Translate UTF-8 character encoding function from PHP to Java

Translate UTF-8 character encoding function from PHP to Java - java

I am trying to translate one PHP encoding function to Android Java method. Because Java string length function handles UTF-8 string differently. I failed to make the translated Java codes consistent with PHP code in converting the second UTF-8 str2. The first non UTF-8 string does work.
The original PHP codes are :
function myhash_php($string,$key) {
$strLen = strlen($string);
$keyLen = strlen($key);
$j=0 ; $hash = "" ;
for ($i = 0; $i < $strLen; $i++) {
$ordStr = ord(substr($string,$i,1));
if ($j == $keyLen) { $j = 0; }
$ordKey = ord(substr($key,$j,1));
$j++;
$hash .= strrev(base_convert(dechex($ordStr + $ordKey),16,36));
}
return $hash;
}
$str1 = "good friend" ;
$str2 = "好友" ; // strlen($str2) == 6
$key = "iuyhjf476" ;
echo "php encode str1 '". $str1 ."'=".myhash_php($str1, $key)."<br>";
echo "php encode str2 '". $str2 ."'=".myhash_php($str2, $key)."<br>";
PHP output are:
php encode str1 'good friend'=s5c6g6o5u3o5m4g4b4z516
php encode str2 '好友'=a9u7m899x6p6
Current translated Java codes that produce wrong result are:
public static String hash_java(String string, String key) {
//Integer strLen = byteLenUTF8(string) ; // consistent with php strlen("好友")==6
//Integer keyLen = byteLenUTF8(key) ; // byteLenUTF8("好友") == 6
Integer strLen = string.length() ; // "好友".length() == 2
Integer keyLen = key.length() ;
int j=0 ;
String hash = "" ;
int ordStr, ordKey ;
for (int i = 0; i < strLen; i++) {
ordStr = ord_java(string.substring(i,i+1)); //string is String, php substr($string,$i,$n) == java string.substring(i, i+n)
// ordStr = ord_java(string[i]); //string is byte[], php substr($string,$i,$n) == java string.substring(i, i+n)
if (j == keyLen) { j = 0; }
ordKey = ord_java(key.substring(j,j+1));
j++;
hash += strrev(base_convert(dechex(ordStr + ordKey),16,36));
}
return hash;
}
// return the ASCII code of the first character of str
public static int ord_java( String str){
return( (int) str.charAt(0) ) ;
}
public static String dechex(int input ) {
String hex = Integer.toHexString(input ) ;
return hex ;
}
public static String strrev(String str){
return new StringBuilder(str).reverse().toString() ;
}
public static String base_convert(String str, int fromBase, int toBase) {
return Integer.toString(Integer.parseInt(str, fromBase), toBase);
}
String str1 = "good friend" ;
String str2 = "好友" ;
String key = "iuyhjf476" ;
Log.d(LogTag,"java encode str1 '"+ str1 +"'="+hash_java(str1, key)) ;
Log.d(LogTag,"java encode str2 '"+ str2 +"'="+hash_java(str2, key)) ;
Java output are:
java encode str1 'good friend'=s5c6g6o5u3o5m4g4b4z516
java encode str2 '好友'=arh4ng
The encoded output of UTF-8 str2 in Java method is not correct. How to fix the problem?

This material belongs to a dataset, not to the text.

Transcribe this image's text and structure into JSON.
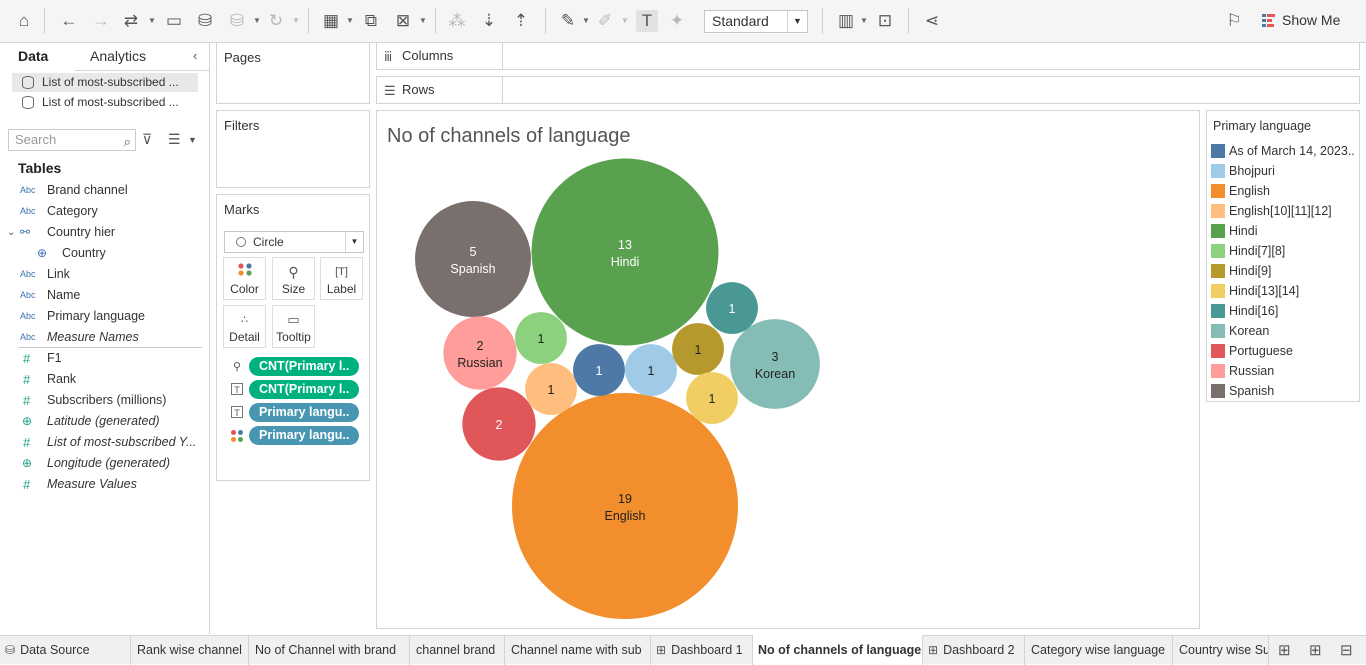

Do not use literals for testing - this is prone to yield unexpected results if not fully being aware of what you do and how the file is encoded. For UTF-8 you should everything treat as raw bytes and never use a String for en/decoding. Example in PHP:
$test1 = pack( 'H*', '414243' ); // "ABC" in hexadecimal: 2 digits per byte
$test2 = pack( 'H*', 'e5a5bde58f8b' ); // "好友" in hexadecimal, UTF-8 encoded, 3 bytes per character
Example in Java:
byte[] test1 = new byte[] { 0x41, 0x42, 0x43 }; // "ABC"
byte[] test2 = new byte[] { (byte)0xe5, (byte)0xa5, (byte)0xbd, (byte)0xe5, (byte)0x8f, (byte)0x8b }; // "好友"
Only this way you can make sure your test is set up correctly and unbound to how the source file is encoded. If your Java file is encoded in UTF-8 and your PHP file is encoded in UTF-16LE then you'd fail even worse, simply because you didn't separate between definition (raw bytes) and assumption (strings based on the text encoding) so far.
(This is also a big misunderstanding when people want to en/decrypt texts: they operate on (any programming language's) String rather than the actual bytes and then wonder why different results occur with a different programming language.)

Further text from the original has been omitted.